There are essentially two sources of customers: individual consumers, and the government. (Forget exports for now; Europe is contracting, Japan is a basket case, China is slowing, and the rest of the world is in economic limbo.)
American consumers – whose purchases constitute about 70 percent of all economic activity – still can’t buy much, and their purchasing power is declining. The median wage continues to drop, adjusted for inflation. Most can’t borrow because they don’t have a credit record sufficient to allow them to borrow much.
And now their Social Security taxes have increased, leaving the typical worker with about $1,000 less this year than last.
The Conference Board reported last Tuesday consumer confidence in January fell its lowest level in more than a year. The last time consumers were this glum was October 2011, when there was widespread talk of a double-dip recession.
The only people doing well are at the top – but they save a large part of what they earn instead of spending it.
Overall personal income soared by 8 percent in the final three months of 2012 compared to an increase of just over 2 percent in the third quarter, but this income didn’t go into the pockets of the middle class. It went into the pockets of people at the top.
Wages and salaries grew a measly six-tenths of one percent.
Most of the rise in personal income in the last quarter was from companies rushing to pay dividends before taxes were hiked in 2013, and from an upturn in personal interest income. Both these sources of income went mostly to the well-to-do.
This explains why consumer spending is dropping. The Commerce Department said Thursday consumers’ spending rose 0.2 percent last month. That’s slower than the 0.4 percent increase in November.
So if we can’t rely on consumers to stoke the economy, what about government? No chance. Government spending is dropping, too.
The major reason the economy contracted between the start of October and end of December 2012 was a major reduction in government spending in the fourth quarter.
Government spending has declined in nine of the last ten quarters, but it took a precipitous drop in the last quarter. This was mainly because military spending fell 22.2 percent. That’s the largest fall-off since 1972 (mainly due to reduced spending on the war in Afghanistan, and worries by military contractors about further pending cuts). State and local spending also continued to fall.
Personally, I’m glad we’re spending less on the military. It’s the most bloated part of the government. Major cuts are long overdue. But the military is America’s only major jobs program. Cutting the military without increasing spending on roads, bridges, schools, and everything else we need to do simply means fewer jobs.
What’s ahead? More of the same. So what possible reason do we have to suspect the recovery will pick up speed? None.
Don’t count on consumer spending. Wages and benefits continue to drop for most people, adjusted for inflation. States are hiking sales taxes, which will hit the middle class and the poor hardest. Deficit hawks in Washington are contemplating additional tax hikes on the middle class.
Housing prices are stabilizing, thankfully. But one out of five homeowners is still underwater, and the ranks of people renting rather than owning are rising. Health-care costs are also rising for most people in the form of higher co-payments, deductibles, and premiums.

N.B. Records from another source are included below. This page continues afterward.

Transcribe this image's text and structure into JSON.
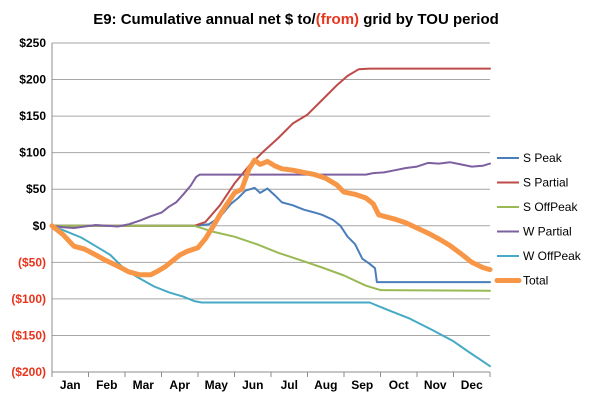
{
  "chart_data": {
    "type": "line",
    "title_parts": [
      {
        "text": "E9: Cumulative annual net $ to/",
        "color": "#000000"
      },
      {
        "text": "(from)",
        "color": "#e8341c"
      },
      {
        "text": " grid by TOU period",
        "color": "#000000"
      }
    ],
    "xlabel": "",
    "ylabel": "",
    "ylim": [
      -200,
      250
    ],
    "xlim": [
      0,
      12
    ],
    "x_ticks": [
      {
        "label": "Jan",
        "x": 0.5
      },
      {
        "label": "Feb",
        "x": 1.5
      },
      {
        "label": "Mar",
        "x": 2.5
      },
      {
        "label": "Apr",
        "x": 3.5
      },
      {
        "label": "May",
        "x": 4.5
      },
      {
        "label": "Jun",
        "x": 5.5
      },
      {
        "label": "Jul",
        "x": 6.5
      },
      {
        "label": "Aug",
        "x": 7.5
      },
      {
        "label": "Sep",
        "x": 8.5
      },
      {
        "label": "Oct",
        "x": 9.5
      },
      {
        "label": "Nov",
        "x": 10.5
      },
      {
        "label": "Dec",
        "x": 11.5
      }
    ],
    "y_ticks": [
      {
        "value": 250,
        "label": "$250",
        "color": "#000000"
      },
      {
        "value": 200,
        "label": "$200",
        "color": "#000000"
      },
      {
        "value": 150,
        "label": "$150",
        "color": "#000000"
      },
      {
        "value": 100,
        "label": "$100",
        "color": "#000000"
      },
      {
        "value": 50,
        "label": "$50",
        "color": "#000000"
      },
      {
        "value": 0,
        "label": "$0",
        "color": "#000000"
      },
      {
        "value": -50,
        "label": "($50)",
        "color": "#e8341c"
      },
      {
        "value": -100,
        "label": "($100)",
        "color": "#e8341c"
      },
      {
        "value": -150,
        "label": "($150)",
        "color": "#e8341c"
      },
      {
        "value": -200,
        "label": "($200)",
        "color": "#e8341c"
      }
    ],
    "grid": "horizontal",
    "legend_position": "right",
    "series": [
      {
        "name": "S Peak",
        "color": "#4a7ebb",
        "width": 2,
        "points": [
          [
            0,
            0
          ],
          [
            3.9,
            0
          ],
          [
            4.3,
            2
          ],
          [
            4.6,
            12
          ],
          [
            4.9,
            30
          ],
          [
            5.1,
            38
          ],
          [
            5.3,
            48
          ],
          [
            5.55,
            52
          ],
          [
            5.7,
            45
          ],
          [
            5.9,
            51
          ],
          [
            6.1,
            42
          ],
          [
            6.3,
            32
          ],
          [
            6.6,
            28
          ],
          [
            6.9,
            22
          ],
          [
            7.2,
            18
          ],
          [
            7.4,
            15
          ],
          [
            7.7,
            8
          ],
          [
            7.9,
            0
          ],
          [
            8.1,
            -15
          ],
          [
            8.3,
            -25
          ],
          [
            8.5,
            -45
          ],
          [
            8.7,
            -52
          ],
          [
            8.85,
            -58
          ],
          [
            8.9,
            -77
          ],
          [
            12,
            -77
          ]
        ]
      },
      {
        "name": "S Partial",
        "color": "#be4b48",
        "width": 2,
        "points": [
          [
            0,
            0
          ],
          [
            3.9,
            0
          ],
          [
            4.2,
            5
          ],
          [
            4.6,
            28
          ],
          [
            5.0,
            58
          ],
          [
            5.4,
            82
          ],
          [
            5.8,
            102
          ],
          [
            6.2,
            120
          ],
          [
            6.6,
            140
          ],
          [
            7.0,
            152
          ],
          [
            7.4,
            172
          ],
          [
            7.8,
            192
          ],
          [
            8.1,
            205
          ],
          [
            8.4,
            214
          ],
          [
            8.7,
            215
          ],
          [
            12,
            215
          ]
        ]
      },
      {
        "name": "S OffPeak",
        "color": "#98b954",
        "width": 2,
        "points": [
          [
            0,
            0
          ],
          [
            3.9,
            0
          ],
          [
            4.4,
            -8
          ],
          [
            5.0,
            -15
          ],
          [
            5.6,
            -25
          ],
          [
            6.2,
            -37
          ],
          [
            6.8,
            -47
          ],
          [
            7.4,
            -57
          ],
          [
            8.0,
            -68
          ],
          [
            8.6,
            -82
          ],
          [
            9.0,
            -88
          ],
          [
            12,
            -89
          ]
        ]
      },
      {
        "name": "W Partial",
        "color": "#7d60a0",
        "width": 2,
        "points": [
          [
            0,
            0
          ],
          [
            0.3,
            -2
          ],
          [
            0.6,
            -3
          ],
          [
            0.9,
            -1
          ],
          [
            1.2,
            1
          ],
          [
            1.5,
            0
          ],
          [
            1.8,
            -1
          ],
          [
            2.1,
            2
          ],
          [
            2.4,
            7
          ],
          [
            2.7,
            13
          ],
          [
            3.0,
            18
          ],
          [
            3.2,
            26
          ],
          [
            3.4,
            32
          ],
          [
            3.6,
            43
          ],
          [
            3.8,
            55
          ],
          [
            3.95,
            67
          ],
          [
            4.05,
            70
          ],
          [
            8.6,
            70
          ],
          [
            8.8,
            72
          ],
          [
            9.1,
            73
          ],
          [
            9.4,
            76
          ],
          [
            9.7,
            79
          ],
          [
            10.0,
            81
          ],
          [
            10.3,
            86
          ],
          [
            10.6,
            85
          ],
          [
            10.9,
            87
          ],
          [
            11.2,
            84
          ],
          [
            11.5,
            81
          ],
          [
            11.8,
            82
          ],
          [
            12,
            85
          ]
        ]
      },
      {
        "name": "W OffPeak",
        "color": "#46aac5",
        "width": 2,
        "points": [
          [
            0,
            0
          ],
          [
            0.4,
            -8
          ],
          [
            0.8,
            -16
          ],
          [
            1.2,
            -28
          ],
          [
            1.6,
            -40
          ],
          [
            2.0,
            -60
          ],
          [
            2.4,
            -72
          ],
          [
            2.8,
            -83
          ],
          [
            3.2,
            -91
          ],
          [
            3.6,
            -97
          ],
          [
            3.9,
            -103
          ],
          [
            4.1,
            -105
          ],
          [
            8.7,
            -105
          ],
          [
            9.2,
            -115
          ],
          [
            9.8,
            -127
          ],
          [
            10.4,
            -142
          ],
          [
            11.0,
            -158
          ],
          [
            11.4,
            -172
          ],
          [
            11.7,
            -182
          ],
          [
            12,
            -192
          ]
        ]
      },
      {
        "name": "Total",
        "color": "#f79646",
        "width": 5,
        "points": [
          [
            0,
            0
          ],
          [
            0.3,
            -12
          ],
          [
            0.6,
            -28
          ],
          [
            0.9,
            -32
          ],
          [
            1.2,
            -40
          ],
          [
            1.5,
            -48
          ],
          [
            1.8,
            -55
          ],
          [
            2.1,
            -63
          ],
          [
            2.4,
            -67
          ],
          [
            2.7,
            -67
          ],
          [
            2.9,
            -62
          ],
          [
            3.1,
            -56
          ],
          [
            3.3,
            -48
          ],
          [
            3.5,
            -40
          ],
          [
            3.7,
            -35
          ],
          [
            4.0,
            -30
          ],
          [
            4.2,
            -18
          ],
          [
            4.4,
            -2
          ],
          [
            4.6,
            15
          ],
          [
            4.8,
            30
          ],
          [
            5.0,
            45
          ],
          [
            5.2,
            50
          ],
          [
            5.4,
            78
          ],
          [
            5.55,
            90
          ],
          [
            5.7,
            84
          ],
          [
            5.9,
            88
          ],
          [
            6.1,
            82
          ],
          [
            6.3,
            78
          ],
          [
            6.6,
            76
          ],
          [
            6.9,
            73
          ],
          [
            7.2,
            70
          ],
          [
            7.5,
            65
          ],
          [
            7.8,
            56
          ],
          [
            8.0,
            46
          ],
          [
            8.3,
            43
          ],
          [
            8.6,
            38
          ],
          [
            8.8,
            30
          ],
          [
            8.95,
            15
          ],
          [
            9.1,
            13
          ],
          [
            9.4,
            9
          ],
          [
            9.7,
            4
          ],
          [
            10.0,
            -3
          ],
          [
            10.3,
            -10
          ],
          [
            10.6,
            -18
          ],
          [
            10.9,
            -27
          ],
          [
            11.2,
            -38
          ],
          [
            11.5,
            -50
          ],
          [
            11.8,
            -57
          ],
          [
            12,
            -60
          ]
        ]
      }
    ]
  },
  "legend": {
    "items": [
      "S Peak",
      "S Partial",
      "S OffPeak",
      "W Partial",
      "W OffPeak",
      "Total"
    ]
  }
}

Don’t count on government, either. Government spending continues to head downward. The White House has already agreed to major spending cuts, some to go into effect this year. Coming showdowns over the next fiscal cliff, appropriations to fund government operations, and the debt ceiling will likely result in more cuts.
More jobs and faster growth should be the most important objectives now. With them, everything else will be easier to achieve – protection against climate change, immigration reform, long-term budget reform. Without them, everything will be harder.
Yet we’re moving in the opposite direction — following Europe’s sorry example of failed austerity economics.